At a rough estimate there are about 50,000 bomzhi in Moscow and 4 million in Russia. Bomzhi is an acronym for “without fixed place of residence”. In English “of no fixed abode” means you don’t have an address. In Russian it means much more. Every Russian over the age of 14 has an internal passport, the equivalent of a European identity card. It contains the name, date and place of birth, military service, marital status and names of children under 14. It also carries a registered address, still known as a propiska, although the official name was changed to registration in 1991. The propiska entitles the holder to education, health services and welfare benefits. In 1998 the Constitutional Court of Russia declared the propiska unlawful and Moscow’s Mayor Luzhkov declared that he was ignoring it.

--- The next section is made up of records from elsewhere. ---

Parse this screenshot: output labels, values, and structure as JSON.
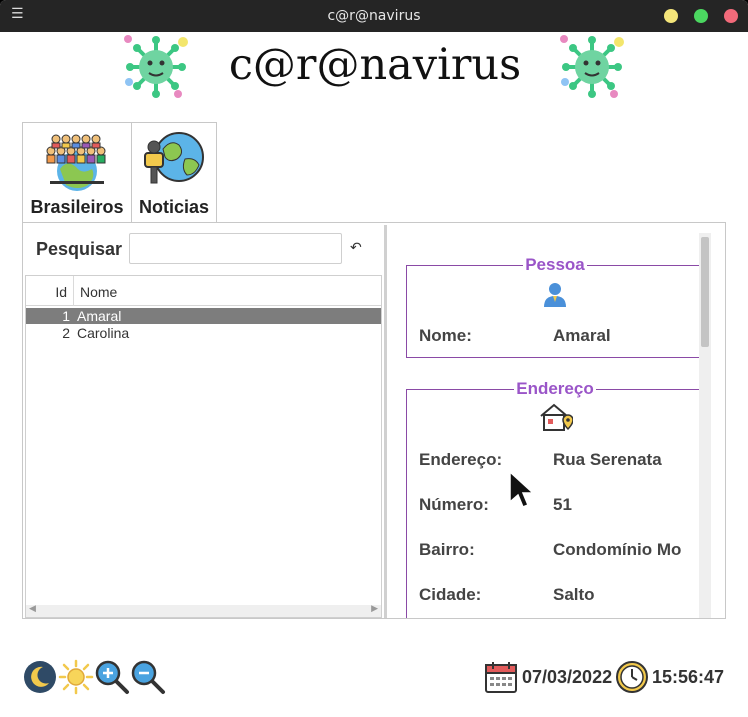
{
  "window": {
    "title": "c@r@navirus",
    "menu_icon": "hamburger-icon"
  },
  "header": {
    "title": "c@r@navirus",
    "logo_icon": "virus-icon"
  },
  "tabs": [
    {
      "label": "Brasileiros",
      "icon": "crowd-globe-icon",
      "active": true
    },
    {
      "label": "Noticias",
      "icon": "globe-microphone-icon",
      "active": false
    }
  ],
  "search": {
    "label": "Pesquisar",
    "value": "",
    "placeholder": "",
    "reset_icon": "undo-icon"
  },
  "table": {
    "columns": [
      "Id",
      "Nome"
    ],
    "rows": [
      {
        "id": "1",
        "nome": "Amaral",
        "selected": true
      },
      {
        "id": "2",
        "nome": "Carolina",
        "selected": false
      }
    ]
  },
  "pessoa": {
    "title": "Pessoa",
    "icon": "person-icon",
    "nome_label": "Nome:",
    "nome_value": "Amaral"
  },
  "endereco": {
    "title": "Endereço",
    "icon": "house-location-icon",
    "fields": [
      {
        "label": "Endereço:",
        "value": "Rua Serenata"
      },
      {
        "label": "Número:",
        "value": "51"
      },
      {
        "label": "Bairro:",
        "value": "Condomínio Mo"
      },
      {
        "label": "Cidade:",
        "value": "Salto"
      }
    ]
  },
  "footer": {
    "tools": [
      "moon-icon",
      "sun-icon",
      "zoom-in-icon",
      "zoom-out-icon"
    ],
    "date": "07/03/2022",
    "time": "15:56:47"
  },
  "colors": {
    "accent": "#9a55c8",
    "group_border": "#8a4aa6",
    "selection": "#7d7d7d",
    "titlebar": "#252525"
  }
}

Economic migrants, refugees and any outsiders find it very difficult to get a propiska, especially if they cannot afford the necessary fees and bribes. You lose it by losing your apartment, moving to another city or going to jail. Repatriation from former Soviet republics and the wars in the Caucasus have created
hundreds of thousands of internal refugees without right of work or residence. Once a bomzhi it is very difficult to stop being one. A bomzhi has neither a home nor the right to one nor any access to emergency shelters, hostels and so on. In Moscow and other places they stretch the rules by giving emergency shelter in winter to people who have lost their propiska, but not to those who were never entitled to one. A few charities struggle to help them, but generally they are hounded and despised. Smaller cities like Vladimir solve their bomzhi problem by rounding them up and carting them to the municipal rubbish dump, a symbolic as well as practical solution.
Yefrem was lucky. He was a bomzhi but he was our bomzhi. He had a place to live and a livelihood.
You will not find such a potato in the whole of Russia
The bedrock of our project was that there would be no problem with the supply of raw material in the biggest potato-producing country in the world. Russians eat nearly 20 million tons of potatoes a year.
Mustard Flor from research introduced me to Basil Iurivitch, the president of Russian Potatoes. His office was in the Agriculture Ministry. He had been director of the Soviet Potato Board until it was hived off as a konzern, an independent company owned by producers and research centres. Its main function, as in the old days, seemed to be filing and collating the reports that lined his dingy eyrie. With his job Basil held on to his chunky greyblue suit, Druzhba papiros cigarettes, the picture of Lenin behind the desk.